Bombliss, also known as Tetris Blast in the US, is a Tetris variant where some blocks have bombs in them, and clearing a row containing a bomb causes it to explode, erasing blocks in the explosion and causing any connected components in midair to cascade down, potentially creating a chain reaction. The objective is to clear all the blocks on the screen.
Contest Mode consists of 30 levels, each of which starts with a preset board. The objective is to clear all the blocks on the board.
Note that there is already a published movie for the sequel (
https://tasvideos.org/2241M ), but it has completely different levels, so I believe this is worthy of a separate movie.
The power of the explosion is (number of lines formed simultaneously) + (number of previous hits in the chain reaction). The higher the power, the bigger the explosion, with high powers giving a score bonus:
Power | Rows | Columns | Score |
---|
1 | 1 | 7 | 0 |
2 | 3 | 7 | 0 |
3 | 5 | 7 | 0 |
4 | 7 | 7 | +2 |
5 | 9 | 9 | +4 |
6 | 9 | 9 | +10 |
7 | 11 | 11 | +20 |
8 | 11 | 11 | +30 |
9 | 13 | 13 | +50 |
10 | 13 | 13 | +100 |
Explosions are always centered at the bomb.
Putting 4 bombs in a 2x2 square causes them to fuse together into a big bomb, which always explodes in a 10x10 square. However, the game checks for fusions after checking for detonation, so creating a 2x2 square while simultaneously completing either of the lines it occupies won't get you a big bomb before it blows up. If there are multiple possibilities for a 2x2 big bomb (e.g. a 3x2 rectangle of small bombs) then the game fuses the highest 2x2 possible, with ties within the same rows broken in favor of the leftmost square. Creating a big bomb also adds 1 point to your score for the level.
The results screen at the end of each level takes 2 frame per point -- 1 frame per point to tally up your score for the level, then another 1 frame per point to add it to your total score. This is the source of several speed/entertainment tradeoffs throughout the run, where I use a more impressive-looking strat that scores higher due to the score bonus for high-power explosions, losing time at the results screen.
Note that beating the game unlocks a new set of levels, numbered 31-60, but these are identical to 1-30 except all bombs on the intial boards are replaced with regular blocks, the blocks seem to fall faster, and the RNG appears to be more biased towards pentominoes. Since the strats to clear these boards would be mostly identical to 1-30, and the ending appears to be identical, there is probably not much entertainment value in TASing the second set of levels.
Luck Manipulation
The RNG appears to pick up entropy through controller input on every non-lag frame, so extraneous button pushes that do nothing or cause a failed rotation are used to manipulate luck, as well as holding buttons longer than necessary.

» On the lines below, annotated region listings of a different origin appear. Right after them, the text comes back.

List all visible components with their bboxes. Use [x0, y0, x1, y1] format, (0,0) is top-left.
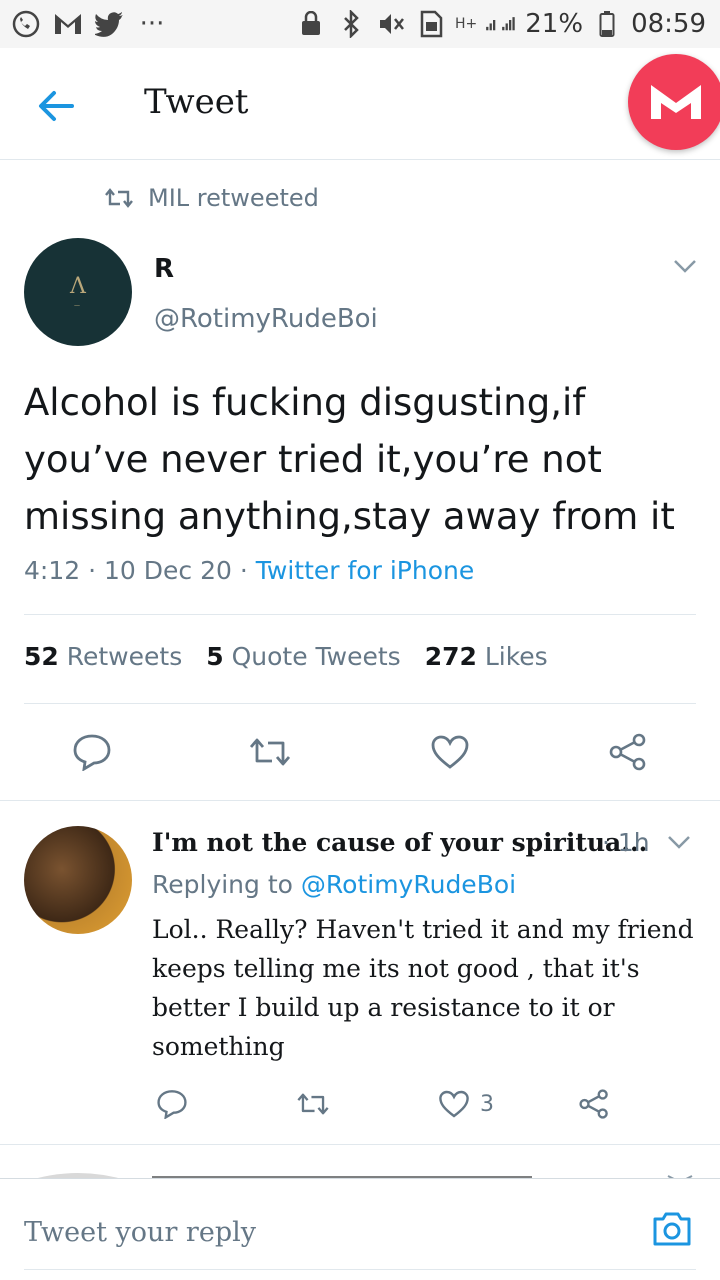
retweet-context: MIL retweeted [104, 184, 319, 212]
tweet-actions [0, 722, 720, 782]
like-button[interactable] [428, 730, 472, 774]
meta-separator: · [239, 556, 256, 585]
notification-icons: ··· [10, 8, 168, 40]
quotes-stat[interactable]: 5 Quote Tweets [206, 642, 400, 671]
quotes-label: Quote Tweets [231, 642, 401, 671]
reply-like-button[interactable]: 3 [438, 1084, 494, 1124]
divider [0, 800, 720, 801]
musixmatch-icon [651, 85, 701, 119]
retweet-icon [105, 188, 133, 208]
back-button[interactable] [32, 84, 80, 128]
tweet-source-link[interactable]: Twitter for iPhone [256, 556, 474, 585]
divider [0, 1144, 720, 1145]
divider [24, 703, 696, 704]
status-bar: ··· H+ 21% 08:59 [0, 0, 720, 48]
tweet-menu-button[interactable] [670, 254, 700, 278]
reply-menu-button[interactable] [664, 830, 694, 854]
reply-icon [157, 1090, 187, 1119]
tweet-stats: 52 Retweets 5 Quote Tweets 272 Likes [24, 642, 548, 671]
retweeted-by-label: MIL retweeted [148, 184, 319, 212]
floating-app-bubble[interactable] [628, 54, 720, 150]
chevron-down-icon [668, 836, 690, 849]
reply-time: · 1h [602, 828, 650, 857]
retweet-button[interactable] [248, 730, 292, 774]
gmail-icon [52, 8, 84, 40]
chevron-down-icon [674, 260, 696, 273]
page-title: Tweet [144, 82, 249, 122]
quotes-count: 5 [206, 642, 224, 671]
reply-button[interactable] [70, 730, 114, 774]
likes-count: 272 [424, 642, 477, 671]
retweets-count: 52 [24, 642, 59, 671]
reply-reply-button[interactable] [156, 1084, 188, 1124]
avatar-logo-mark: — [74, 301, 82, 309]
tweet-date: 10 Dec 20 [104, 556, 232, 585]
reply-share-button[interactable] [578, 1084, 610, 1124]
signal-icon [485, 8, 517, 40]
avatar-logo-icon: Λ [70, 273, 86, 299]
reply-author-name[interactable]: I'm not the cause of your spiritua... [152, 828, 647, 857]
author-handle[interactable]: @RotimyRudeBoi [154, 304, 378, 334]
author-avatar[interactable]: Λ — [24, 238, 132, 346]
arrow-left-icon [39, 91, 74, 121]
whatsapp-icon [10, 8, 42, 40]
bluetooth-icon [335, 8, 367, 40]
tweet-text: Alcohol is fucking disgusting,if you’ve … [24, 381, 675, 538]
camera-icon [653, 1212, 691, 1246]
tweet-time: 4:12 [24, 556, 81, 585]
reply-icon [73, 734, 111, 771]
replying-prefix: Replying to [152, 870, 293, 899]
replying-mention-link[interactable]: @RotimyRudeBoi [301, 870, 516, 899]
top-app-bar: Tweet [0, 48, 720, 160]
more-notifications-icon: ··· [139, 9, 165, 39]
mute-icon [375, 8, 407, 40]
composer-underline [24, 1269, 696, 1270]
camera-button[interactable] [650, 1209, 694, 1249]
share-button[interactable] [606, 730, 650, 774]
twitter-icon [94, 8, 126, 40]
share-icon [579, 1089, 608, 1119]
share-icon [609, 733, 646, 771]
tweet-meta: 4:12 · 10 Dec 20 · Twitter for iPhone [24, 556, 474, 585]
reply-time-value: 1h [617, 828, 650, 857]
author-name[interactable]: R [154, 254, 174, 284]
likes-stat[interactable]: 272 Likes [425, 642, 548, 671]
heart-icon [439, 1090, 469, 1118]
reply-avatar[interactable] [24, 826, 132, 934]
retweet-icon [249, 738, 291, 766]
battery-icon [591, 8, 623, 40]
system-status: H+ 21% 08:59 [295, 8, 706, 40]
replying-to: Replying to @RotimyRudeBoi [152, 870, 516, 899]
reply-text: Lol.. Really? Haven't tried it and my fr… [152, 915, 694, 1061]
heart-icon [431, 735, 469, 769]
reply-like-count: 3 [480, 1091, 494, 1117]
retweets-label: Retweets [66, 642, 183, 671]
retweets-stat[interactable]: 52 Retweets [24, 642, 182, 671]
reply-composer [0, 1178, 720, 1280]
network-type: H+ [455, 16, 478, 32]
meta-separator: · [88, 556, 104, 585]
likes-label: Likes [484, 642, 548, 671]
clock: 08:59 [631, 9, 706, 39]
sim-icon [415, 8, 447, 40]
divider [24, 614, 696, 615]
battery-percent: 21% [525, 9, 584, 39]
reply-retweet-button[interactable] [296, 1084, 330, 1124]
reply-input[interactable] [24, 1217, 624, 1248]
lock-icon [295, 8, 327, 40]
retweet-icon [297, 1093, 329, 1115]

I'll only write comments for levels that were particularly cool, fun, or frustrating to optimize behind the scenes, or levels that have some non-obvious things going on.

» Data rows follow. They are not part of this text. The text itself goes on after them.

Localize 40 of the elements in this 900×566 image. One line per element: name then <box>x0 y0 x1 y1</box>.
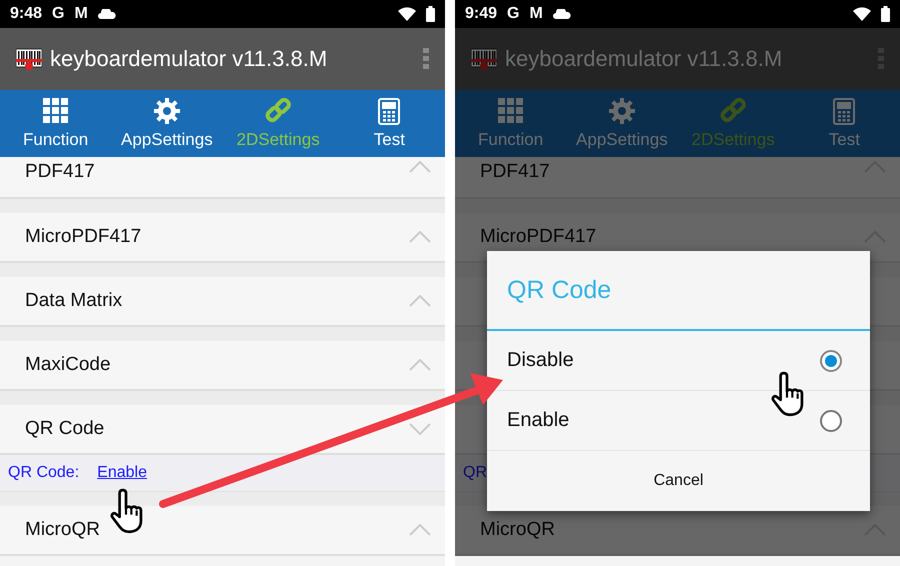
calculator-icon <box>376 98 402 126</box>
overflow-menu-icon[interactable] <box>423 48 429 70</box>
barcode-scanner-icon <box>471 46 497 72</box>
barcode-scanner-icon <box>16 46 42 72</box>
section-header[interactable]: MicroQR <box>455 506 900 556</box>
wifi-icon <box>398 7 416 21</box>
dialog-title: QR Code <box>507 276 612 304</box>
chevron-down-icon[interactable] <box>409 423 431 435</box>
status-time: 9:49 <box>465 5 498 23</box>
radio-button[interactable] <box>820 410 842 432</box>
notification-icon: G <box>52 5 64 23</box>
calculator-icon <box>831 98 858 126</box>
gear-icon <box>154 98 180 126</box>
chevron-up-icon[interactable] <box>409 161 431 173</box>
cloud-icon <box>98 9 116 19</box>
section-header[interactable]: PDF417 <box>455 157 900 199</box>
chevron-up-icon[interactable] <box>409 231 431 243</box>
battery-icon <box>426 6 435 22</box>
radio-button[interactable] <box>820 350 842 372</box>
gear-icon <box>608 98 635 126</box>
tab[interactable]: Function <box>0 90 112 157</box>
notification-icon: M <box>529 5 543 23</box>
notification-icon: G <box>507 5 520 23</box>
chevron-up-icon[interactable] <box>409 295 431 307</box>
notification-icon: M <box>74 5 88 23</box>
setting-label: QR <box>463 464 487 482</box>
status-time: 9:48 <box>10 5 42 23</box>
tab[interactable]: AppSettings <box>111 90 222 157</box>
setting-value-link[interactable]: Enable <box>97 464 147 482</box>
app-title: keyboardemulator v11.3.8.M <box>505 46 784 72</box>
grid-icon <box>498 98 524 126</box>
cloud-icon <box>552 9 571 19</box>
app-title: keyboardemulator v11.3.8.M <box>50 46 328 72</box>
grid-icon <box>42 98 69 126</box>
setting-label: QR Code: <box>8 464 80 482</box>
wifi-icon <box>853 7 871 21</box>
tab[interactable]: Test <box>334 90 445 157</box>
battery-icon <box>881 6 890 22</box>
chevron-up-icon[interactable] <box>409 524 431 536</box>
chevron-up-icon[interactable] <box>409 359 431 371</box>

The first speed/entertainment trade-off here is inputting "TAS" as the initials instead of "A" or "AAA". The menu has an 11-frame cooldown after each processed input before it'll accept another input, so this loses about 2 seconds.
Level 2
It's possible to clear this level in 3 pieces with a score of 97 by putting an O in the center with the bomb on the bottom, and an L or J on each side to clear row 4, causing the O to cascade down and make a power 2 explosion that hits the big bomb. But the cascade animation is slower than the bomb fusion animation, so I went with the faster strat.
Level 7
The probably dev-intended strat is to complete the big bomb, then put a bomb in row 5 column 5, detonate it, and let the 3 blocks on the left cascade down to detonate the big bomb. But the cascade animation is slower than just creating our own big bomb above it.
Unfortunately I lose 70 frames by accident at the results screen due to a mistake I made while trying to manipulate luck for the first piece of level 8, but I didn't notice the error until I had finished the entire run, and my attempts to fix this error led to massive RNG desyncs for the rest of the run.
Level 10
This is the first speed/entertainment trade-off in the actual gameplay itself, menus notwithstanding. It's possible to do this level a couple seconds faster by leaving holes in the rectangle I build in the top center, but this strat is much more impressive, despite losing a couple seconds.
Level 11
This was a royal pain to luck-manipulate, since there are exactly 2 pieces that allow this 2-drop strat, and they both need a pentomino with the bomb in a specific spot. I had to delay pressing A by 1 frame on the level 10 results screen to find a way to luck-manipulate the piece I need.
Level 15
Speed/entertainment trade-off #2: This level also has some leeway for holes, but the perfect 9-by-10 rectangle looks so much cooler.
Level 18
Speed/entertainment trade-off #3: Filling in row 8 is slower by about a second but looks more impressive.
Level 25
Speed/entertainment trade-off #4: Pre-building the second explosion isn't necessary, but looks cooler. It finishes the level only a couple frames slower, but it scores 50 points higher and thus loses 100 frames at the results screen.